Micah 7:5 MEANING



Micah 7:5
(5, 6) Trust ye not . . .--All is now distrust and suspicion. The households are divided each against itself, and the relationships which should mean mutual confidence and support have become the occasion of the most bitter hostility. Our Lord adopts these words to express the strife and division which, He foresaw, would defile Christianity. (Comp. Matthew 10:35; Mark 13:12; Luke 12:53.)

Verse 5. - Such is the moral corruption that the nearest relations cannot be trusted: selfishness reigns everywhere The prophet emphasizes this universal evil by warning the better portion of the people. Friend... guide. There is a gradation here, beginning with "neighbour," or "common acquaintance," and ending with "wife." The word rendered "guide" means "closest, most familiar friend, as in Psalm 55:13 (14, Hebrew). Our version is sanctioned by the Septuagint, ἡγουμένοις, "leaders;" and the Vulgate, duce; but the context confirms the other translation (comp. Proverbs 16:28; Proverbs 17:9). Our Lord has used some of the expressions in the next verso in describing the miseries of the latter day (Matthew 10:21, 35, 36; Matthew 24:12; comp. Luke 12:53; Luke 21:16; 2 Timothy 3:2). Keep the doors of thy mouth. Guard thy secrets. (For the phrase, comp. Psalm 141:3.) Her that lieth in thy bosom. Thy wife (Deuteronomy 13:6; Deuteronomy 28:54).

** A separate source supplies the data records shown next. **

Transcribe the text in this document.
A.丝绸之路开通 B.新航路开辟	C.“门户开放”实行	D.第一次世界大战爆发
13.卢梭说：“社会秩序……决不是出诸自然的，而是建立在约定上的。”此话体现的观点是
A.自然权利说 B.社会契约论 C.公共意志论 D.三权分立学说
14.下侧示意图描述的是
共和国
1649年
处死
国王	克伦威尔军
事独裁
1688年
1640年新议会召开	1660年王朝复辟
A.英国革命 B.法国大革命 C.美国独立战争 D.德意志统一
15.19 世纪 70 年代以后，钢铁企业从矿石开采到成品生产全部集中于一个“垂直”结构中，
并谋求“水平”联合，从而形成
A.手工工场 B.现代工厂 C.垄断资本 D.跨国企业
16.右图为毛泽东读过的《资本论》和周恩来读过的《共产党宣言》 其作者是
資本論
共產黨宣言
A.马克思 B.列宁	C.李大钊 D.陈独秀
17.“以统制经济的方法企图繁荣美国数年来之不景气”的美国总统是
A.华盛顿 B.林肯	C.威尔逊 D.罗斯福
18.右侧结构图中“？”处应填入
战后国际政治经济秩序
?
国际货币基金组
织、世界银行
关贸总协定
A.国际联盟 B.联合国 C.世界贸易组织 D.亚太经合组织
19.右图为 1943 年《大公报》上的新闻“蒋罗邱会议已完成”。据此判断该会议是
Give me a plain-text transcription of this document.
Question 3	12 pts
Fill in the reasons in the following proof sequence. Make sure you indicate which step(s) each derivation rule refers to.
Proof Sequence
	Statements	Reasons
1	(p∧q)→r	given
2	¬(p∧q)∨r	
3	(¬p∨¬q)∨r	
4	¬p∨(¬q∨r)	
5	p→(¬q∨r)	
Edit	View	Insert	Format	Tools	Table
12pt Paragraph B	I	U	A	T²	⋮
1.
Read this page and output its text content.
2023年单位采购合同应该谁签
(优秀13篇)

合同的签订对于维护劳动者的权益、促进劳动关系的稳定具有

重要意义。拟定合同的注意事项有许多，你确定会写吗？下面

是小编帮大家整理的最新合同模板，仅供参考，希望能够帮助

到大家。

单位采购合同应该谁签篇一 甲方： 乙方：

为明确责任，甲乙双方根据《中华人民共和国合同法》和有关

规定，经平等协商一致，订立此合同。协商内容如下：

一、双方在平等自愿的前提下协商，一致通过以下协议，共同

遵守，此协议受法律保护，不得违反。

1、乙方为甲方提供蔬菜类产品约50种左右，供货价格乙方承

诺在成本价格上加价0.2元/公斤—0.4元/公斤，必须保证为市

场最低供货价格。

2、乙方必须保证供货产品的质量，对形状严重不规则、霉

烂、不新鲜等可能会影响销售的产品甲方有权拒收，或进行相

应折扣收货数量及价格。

7:1-7 The prophet bemoans himself that he lived among a people ripening apace for ruin, in which many good persons would suffer. Men had no comfort, no satisfaction in their own families or in their nearest relations. Contempt and violation of domestic duties are a sad symptom of universal corruption. Those are never likely to come to good who are undutiful to their parents. The prophet saw no safety or comfort but in looking to the Lord, and waiting on God his salvation. When under trials, we should look continually to our Divine Redeemer, that we may have strength and grace to trust in him, and to be examples to those around us.Trust ye not in a friend,.... This is not said to lessen the value of friendship; or to discourage the cultivation of it with agreeable persons; or to dissuade from a confidence in a real friend; or in the least to weaken it, and damp the pleasure of true friendship, which is one of the great blessings of life; but to set forth the sad degeneracy of the then present age, that men, who pretended to be friends, were so universally false and faithless, that there was no dependence to be had on them:

put ye not confidence in a guide; in political matters, in civil affairs, as civil magistrates, judges, counsellors; or in domestic matters. The Targum renders it, in one near akin. Kimchi interprets it of an elder brother; and Aben Ezra of a husband, who is to his wife the guide of her youth; and in religious matters as prophets, priests who were false and deceitful. It may design a very intimate friend, a familiar acquaintance, who might of all men be thought to be confided in; of whom the word is used, Psalm 55:13;

keep the doors of thy mouth from her that lieth in thy bosom; from a wife, and much more from a concubine or harlot. The Targum is,

"from the wife of thy covenant keep the words of thy mouth;''

divulge not the thoughts of thine heart, or disclose the secrets of it, to one so near; take care of speaking treason against the prince, or ill of a neighbour; it may be got out of such an one, and who may be so base as to betray it: or utter not anything whatever that is secret, the divulging of which may be detrimental; for, in such an age as this was, one in so near a relation might be wicked enough to discover it; see Ecclesiastes 10:20.